Fall protection in construction is one of the most cited OSHA standards across all industries, with fall protection training in construction being the eighth most-cited. More importantly, falls constitute more than a third of construction deaths, dwarfing the next three causes combined. Outside of construction industries, falls remain a leading cause of citations and fatalities. Falls are the most dangerous hazard for American workers, which means that fall protection is the most important safety consideration for employers. Disappointingly, in late March this year the COVID-19 pandemic forced OSHA to postpone its Seventh Annual National Safety Stand-down to Prevent Falls.
Across the country, construction and much of general industry continues without pause through the pandemic; OSHA’s national safety stand-down may be postponed, but employers cannot stop preventing falls. Although OSHA supplies a list of public safety stand-downs that people can attend, it also stresses that employers can conduct safety stand-downs at any time, using a toolbox talk or taking a work break.

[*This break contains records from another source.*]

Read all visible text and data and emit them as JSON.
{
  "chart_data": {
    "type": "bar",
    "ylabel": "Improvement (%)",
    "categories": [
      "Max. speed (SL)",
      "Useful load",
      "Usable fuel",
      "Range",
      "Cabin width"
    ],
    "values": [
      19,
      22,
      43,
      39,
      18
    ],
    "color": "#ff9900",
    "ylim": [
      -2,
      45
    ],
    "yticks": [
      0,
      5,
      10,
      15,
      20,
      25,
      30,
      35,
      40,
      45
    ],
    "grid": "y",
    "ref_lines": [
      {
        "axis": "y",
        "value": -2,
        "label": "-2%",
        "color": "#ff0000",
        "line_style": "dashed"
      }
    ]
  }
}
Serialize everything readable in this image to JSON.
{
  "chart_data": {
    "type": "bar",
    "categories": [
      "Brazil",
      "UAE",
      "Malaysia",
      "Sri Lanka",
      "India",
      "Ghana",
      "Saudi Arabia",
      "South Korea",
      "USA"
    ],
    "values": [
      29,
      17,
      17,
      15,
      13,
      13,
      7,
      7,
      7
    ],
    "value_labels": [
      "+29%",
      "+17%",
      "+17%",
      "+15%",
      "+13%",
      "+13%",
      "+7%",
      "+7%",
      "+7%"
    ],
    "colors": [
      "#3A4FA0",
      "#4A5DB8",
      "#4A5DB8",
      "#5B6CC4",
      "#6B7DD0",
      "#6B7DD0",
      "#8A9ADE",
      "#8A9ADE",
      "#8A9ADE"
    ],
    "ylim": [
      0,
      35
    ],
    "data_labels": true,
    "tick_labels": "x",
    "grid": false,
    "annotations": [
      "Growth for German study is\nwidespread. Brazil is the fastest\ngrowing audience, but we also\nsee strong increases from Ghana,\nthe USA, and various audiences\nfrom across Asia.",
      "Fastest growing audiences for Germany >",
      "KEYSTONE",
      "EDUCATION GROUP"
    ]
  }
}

Copious amounts of information concerning fall protection is also available on OSHA’s website, which provides employers with an easy place for stand-down guidance.
Most employers are trying to follow the fall protection regulations. They provide the right equipment and train their employees to use the equipment. The question then remains, how is fall protection continually the number one citation? We offer suggestions below to help reduce the lack of use of fall protection on job sites.
First, create a fall protection plan prior to anyone working at heights. The plan will cover how the job is to be performed and how employees are to perform each task while remaining tied in. Having a written plan helps ensure everyone understands what equipment is to be used and how. A good fall protection plan can help spot problems prior to workers being on the roof and running into areas where use of their fall protection appears infeasible.
Second, enforce a disciplinary policy when workers are found to not be using their fall protection equipment. Consistent enforcement of discipline for violating both the fall protection plan and your fall protection program shows employees that the use of fall protection while working at heights is a real requirement. Document your enforcement even if it only involves a verbal warning. From a legal perspective, consistent, documented discipline helps provide you a defense against fall protection citations.
Many workplaces require social distancing on jobs at this time. Implementing a safety stand-down as part of a tool-box talk is a great way to bring people together during distancing. Contemplate small groups based upon your state or locality’s guidelines or perhaps use different areas to conduct a stand down simultaneously across a worksite with multiple groups. Hold the stand down outside, where spacing is easier and virus transmission less likely. Videoconferencing isn’t ideal but could be incorporated to increase attendance from management and corporate workers. Keep people engaged by buying pizza or snacks, providing awards, or raffling prizes. A stand-down may seem dull or difficult during a pandemic, but planning and creative ideas can make it effective, safe, and fun.
Lastly, conducting a safety stand-down specifically educates employees about fall protection, but it also shows them that their employer cares. Culture is perhaps the most important element for maintaining a safe workplace, but also the most elusive. Difficult to describe or understand, culture is even harder to create and maintain. Now, when many workers may be numb to warnings about COVID-19, other kinds of hazards still exist. Don’t let efforts to prevent them relax.
Fall hazards during a pandemic also have the benefit of being real and immediate. Young, healthy workers face little risk and may not know anyone that COVID-19 affected. But fall hazards are easy to see, and workers in every industry are victims of falls. Focusing on fall hazard now is a good way to get workers’ attention and focus upon a safety issues that they can see, control, and prevent.